The elderly population has more chronic conditions, and thus it is expected that this may lead to a higher rate of postoperative morbidity and mortality [26]. One of the most feared complications after CAWR is wound infections [17]. Surgical site infection (SSI) is associated with a longer postoperative hospital stay, additional surgical procedures or stay in the intensive care unit and often higher mortality [18]. In our study, the incidence of SSIs was comparable between the two groups and was associated with a statistically similar rate of reoperations before and after PSM. All the reoperations were for wound debridement only, and no mesh required explantation. The biological nature of the mesh offers this distinct advantage of mesh salvage in high-risk cases.

Post-operative mechanical ventilation (MV) is often required in the aging population and leads to higher rates of morbidity and increased healthcare costs [27, 28]. In the current study, however, the need for MV was not significantly different from the non-elderly population. It has been reported that 45% of elderly patients require services such as home health care, skilled nursing facilities, and inpatient rehabilitation after elective surgery [29]. In our study, after adjusting for baseline characteristics with PSM, we did not find disposition in the elderly to be any different from the non-elderly.

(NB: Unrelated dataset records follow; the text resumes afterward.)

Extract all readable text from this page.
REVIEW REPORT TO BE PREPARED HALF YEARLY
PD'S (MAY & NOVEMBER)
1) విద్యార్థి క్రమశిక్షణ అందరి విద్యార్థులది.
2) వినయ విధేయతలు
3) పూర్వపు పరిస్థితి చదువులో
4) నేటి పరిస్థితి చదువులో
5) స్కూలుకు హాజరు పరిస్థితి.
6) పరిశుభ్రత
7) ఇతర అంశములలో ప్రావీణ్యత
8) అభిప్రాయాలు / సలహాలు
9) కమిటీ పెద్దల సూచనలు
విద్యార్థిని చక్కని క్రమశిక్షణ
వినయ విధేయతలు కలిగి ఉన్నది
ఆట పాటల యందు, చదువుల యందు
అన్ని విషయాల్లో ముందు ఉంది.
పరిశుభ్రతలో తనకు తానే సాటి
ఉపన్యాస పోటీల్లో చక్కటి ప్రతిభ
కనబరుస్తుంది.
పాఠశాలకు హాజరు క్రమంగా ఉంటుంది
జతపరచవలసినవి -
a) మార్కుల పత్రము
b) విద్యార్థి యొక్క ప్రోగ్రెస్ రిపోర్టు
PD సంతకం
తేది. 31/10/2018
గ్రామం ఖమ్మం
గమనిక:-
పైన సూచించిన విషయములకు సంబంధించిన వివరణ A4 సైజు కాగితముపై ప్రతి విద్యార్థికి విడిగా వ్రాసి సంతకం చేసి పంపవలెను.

Advanced age and comorbidities are often interrelated [30]. As expected in our study the comorbidities and frailty were more prevalent in the elderly but after PSM analysis this effect was found not to be significant. This may explain the lack of significant post-operative outcomes differences between our two age groups. The plausible explanation is that because of changing lifestyle and increased longevity the distribution of comorbidities is gradually becoming more uniformly distributed. This area remains to be explored further.

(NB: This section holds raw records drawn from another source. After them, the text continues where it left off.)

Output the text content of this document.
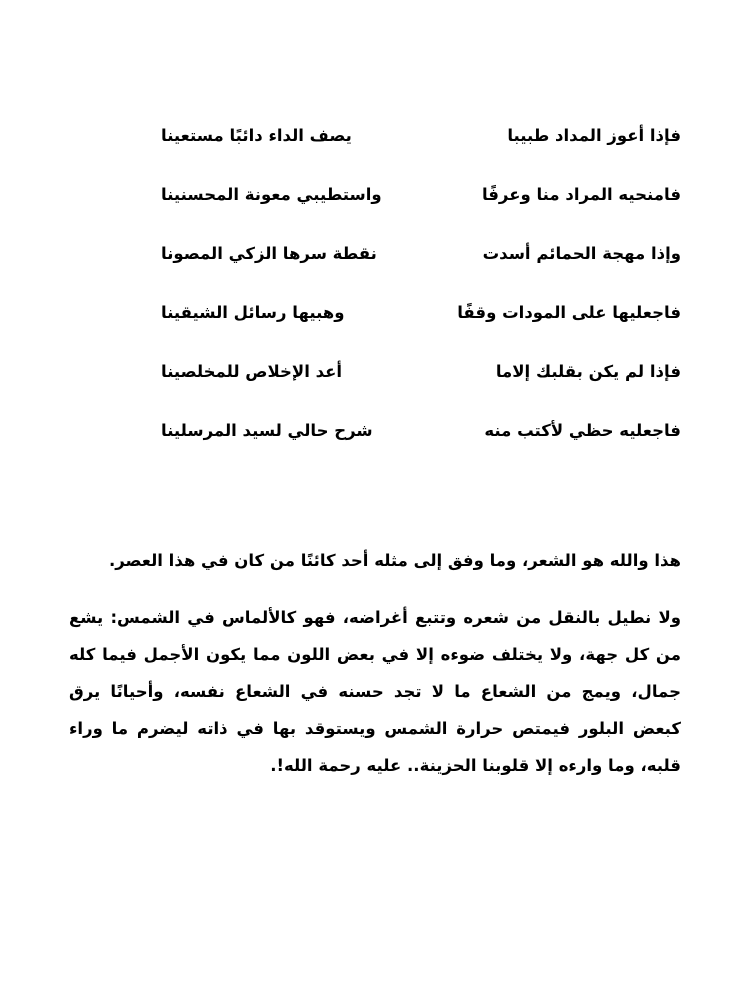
فإذا أعوز المداد طبيبا
يصف الداء دائبًا مستعينا
فامنحيه المراد منا وعرفًا
واستطيبي معونة المحسنينا
وإذا مهجة الحمائم أسدت
نقطة سرها الزكي المصونا
فاجعليها على المودات وقفًا
وهبيها رسائل الشيقينا
فإذا لم يكن بقلبك إلاما
أعد الإخلاص للمخلصينا
فاجعليه حظي لأكتب منه
شرح حالي لسيد المرسلينا

هذا والله هو الشعر، وما وفق إلى مثله أحد كائنًا من كان في هذا العصر.

ولا نطيل بالنقل من شعره وتتبع أغراضه، فهو كالألماس في الشمس: يشع من كل جهة، ولا يختلف ضوءه إلا في بعض اللون مما يكون الأجمل فيما كله جمال، ويمج من الشعاع ما لا تجد حسنه في الشعاع نفسه، وأحيانًا يرق كبعض البلور فيمتص حرارة الشمس ويستوقد بها في ذاته ليضرم ما وراء قلبه، وما وارءه إلا قلوبنا الحزينة.. عليه رحمة الله!.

Importantly, old age, high burden of comorbidities and frailty have negative impact on decision making and proper access to surgery [31]. The strategy of ‘prehabilitation’ to increase functional capacity prior to a surgical procedure represents an ideal opportunity to identify modifiable risk factors, and introduce interventions to reduce the negative effect of comorbidity on the postoperative outcomes [32]. The key components of this multimodality strategy are medical optimization, preoperative physical exercise, nutritional support, and stress/anxiety reduction [33]. Several studies have shown that the favorable outcome can be achieved after employing prehabilitation in various types of surgeries. The CAWR specific prehabilitation, yet to be developed, may further improve the outcomes in this group of patients.

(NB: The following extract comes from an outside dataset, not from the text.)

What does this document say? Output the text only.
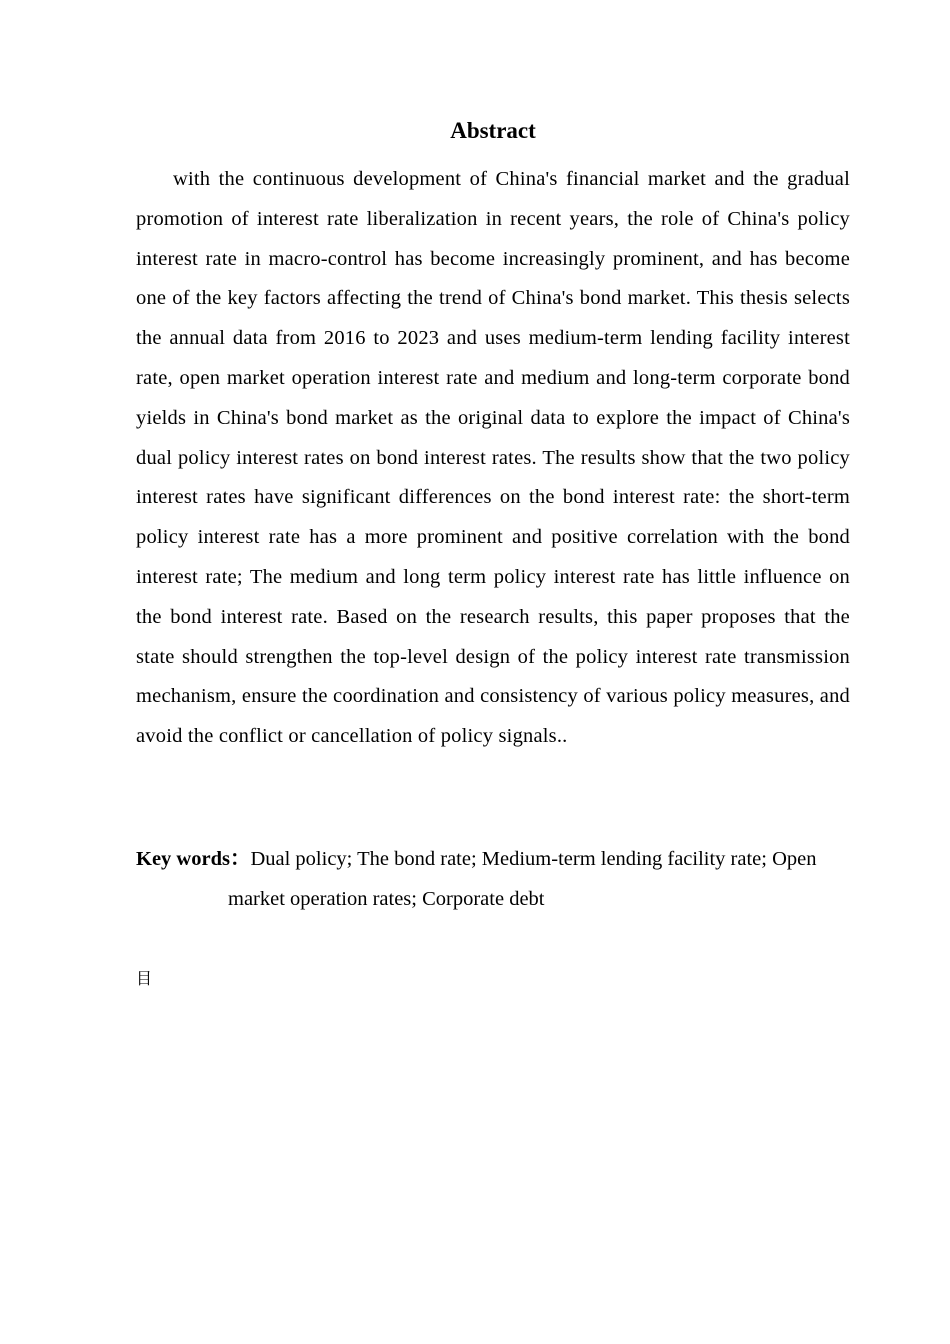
Abstract

with the continuous development of China's financial market and the gradual promotion of interest rate liberalization in recent years, the role of China's policy interest rate in macro-control has become increasingly prominent, and has become one of the key factors affecting the trend of China's bond market. This thesis selects the annual data from 2016 to 2023 and uses medium-term lending facility interest rate, open market operation interest rate and medium and long-term corporate bond yields in China's bond market as the original data to explore the impact of China's dual policy interest rates on bond interest rates. The results show that the two policy interest rates have significant differences on the bond interest rate: the short-term policy interest rate has a more prominent and positive correlation with the bond interest rate; The medium and long term policy interest rate has little influence on the bond interest rate. Based on the research results, this paper proposes that the state should strengthen the top-level design of the policy interest rate transmission mechanism, ensure the coordination and consistency of various policy measures, and avoid the conflict or cancellation of policy signals..

Key words：Dual policy; The bond rate; Medium-term lending facility rate; Open market operation rates; Corporate debt

目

There are a number of strengths of this study. The main one is the use of propensity score matching allowing for controlling the confounders. The strict study design and the use of frailty as one of the co-dependent factors used to analyze outcomes after CAWR with biological mesh in the elderly are other strengths.

However, there are few study limitations as well, including the retrospective nature of our study and lack of data on recurrence rate and quality of life after CAWR. The number of patients in each group limits the statistical power to detect medium or small differences between groups. Furthermore, unlike randomized control trials, the introduction of unmeasured characteristics and confounders is one of the other potential limitations of PSM.

Conclusions

Outcomes after CAWR with a biological mesh did not differ between elderly and non-elderly patients and advanced age did not translate into poor outcome as compared to the non-elderly. Based on these findings, advanced age should not be regarded as an absolute or relative contraindication to CAWR.